Bir Zamanlar Sinema öneriyor #8 - Kwaidan


Lafcadio Heam'ın Kwaidan adlı eserinden Masaki Kobayashi'nin sinemaya uyarladığı 4 farklı hayalet hikayesinin anlatıldığı Kwaidan, Cannes Film Festivali'nden Jüri Özel ödülü ile dönmeyi başarmış, Japon korku sinemasının en önemli örneklerinden biri. The Black Hair, The Woman in the Snow, Hoichi the Earless ve In a Cup of Tea isimli orta metraj 4 hayalet hikayesinin dört dörtlük bir görüntü ve sanat yönetimi ve ağır başlı bir anlatıyla icra edildiği Kwaidan, her ne kadar korku filmi desek de aklınıza günümüz korku filmlerini getirmeyin. Hayalet hikayeleri korku yaratmak için anlatılmıyor ancak korkuya dahil etmek de bir zorunluluk. Kwaidan'ı dramatik yapısıyla öne çıkan bir korku filmi olarak tanımlamanın en doğrusu olacağını düşünüyorum.
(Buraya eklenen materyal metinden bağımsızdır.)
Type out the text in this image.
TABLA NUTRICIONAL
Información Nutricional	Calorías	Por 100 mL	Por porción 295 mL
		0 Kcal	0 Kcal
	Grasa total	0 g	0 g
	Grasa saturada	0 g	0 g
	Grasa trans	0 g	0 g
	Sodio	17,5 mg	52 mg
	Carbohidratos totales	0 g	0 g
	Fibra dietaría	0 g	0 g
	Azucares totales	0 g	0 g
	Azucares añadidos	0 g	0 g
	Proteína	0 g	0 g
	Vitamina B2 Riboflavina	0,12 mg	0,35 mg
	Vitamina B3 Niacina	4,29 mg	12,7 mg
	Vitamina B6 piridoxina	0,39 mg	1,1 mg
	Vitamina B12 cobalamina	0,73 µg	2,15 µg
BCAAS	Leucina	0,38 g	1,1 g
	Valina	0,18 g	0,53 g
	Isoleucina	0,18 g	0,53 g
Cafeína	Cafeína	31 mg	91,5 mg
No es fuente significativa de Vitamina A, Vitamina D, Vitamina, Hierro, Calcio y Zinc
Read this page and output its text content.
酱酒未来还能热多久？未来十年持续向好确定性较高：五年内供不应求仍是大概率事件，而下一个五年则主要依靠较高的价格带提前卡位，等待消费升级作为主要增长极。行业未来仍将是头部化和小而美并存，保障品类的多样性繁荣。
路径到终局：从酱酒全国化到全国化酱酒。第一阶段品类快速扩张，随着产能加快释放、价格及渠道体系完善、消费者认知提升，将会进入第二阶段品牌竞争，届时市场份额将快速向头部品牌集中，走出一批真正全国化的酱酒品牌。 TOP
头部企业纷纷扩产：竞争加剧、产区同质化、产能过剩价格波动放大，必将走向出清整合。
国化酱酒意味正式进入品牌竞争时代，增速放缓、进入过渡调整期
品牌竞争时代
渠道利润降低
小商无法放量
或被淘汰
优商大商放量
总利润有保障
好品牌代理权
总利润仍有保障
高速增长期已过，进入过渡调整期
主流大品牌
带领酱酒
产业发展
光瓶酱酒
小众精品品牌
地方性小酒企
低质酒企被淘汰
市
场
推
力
Japon kültürünün ayrılmaz bir parçası haline gelmiş ve asırlardır anlatılageldikçe efsaneleşmiş hikayelere de bir bakalım. İlk hikayemiz The Black Hair'da zengin olma arzusundaki bir samurayın, karısını zengin bir kadınla evlenmek için terk etmesi işleniyor. Samuray, yıllar sonra pişmanlıkla geri döndüğünde karısıyla ilgili acı bir gerçeği de öğrenecektir. The Woman in the Snow adlı ikinci hikayede; babasıyla kar fırtınasına yakalanan genç bir adam, sığındığı kulübede bir ruh tarafından ziyaret edilir ve gördüklerini kimseye anlatmaması koşuluyla hayatı bağışlanır. Yıllar sonra sırrını paylaştığında neler olacaktır? 1 saati aşkın süresiyle en uzun hikayemiz Hoichi the Earless'de kör bir müzisyenin, günün birinde yaşadığı manastırda kendisini dinlemek üzere gelen bir hayaletin peşine takılmasıyla çıktığı tehlikeli yolculuk anlatılıyor. Son hikayemiz In a Cup of Tea'de ise, çay içerken fincanında öldürdüğü bir samurayın silüetini görmeye başlayan bir adamın hikayesini izliyoruz.

Özellikle ilk üç hikayenin parladığı Kwaidan, hikayelerini ortak temalarıyla birbirine bağlayarak bir bütünlük yakalıyor, atmosferi ve sinematografisiyle sivriliyor.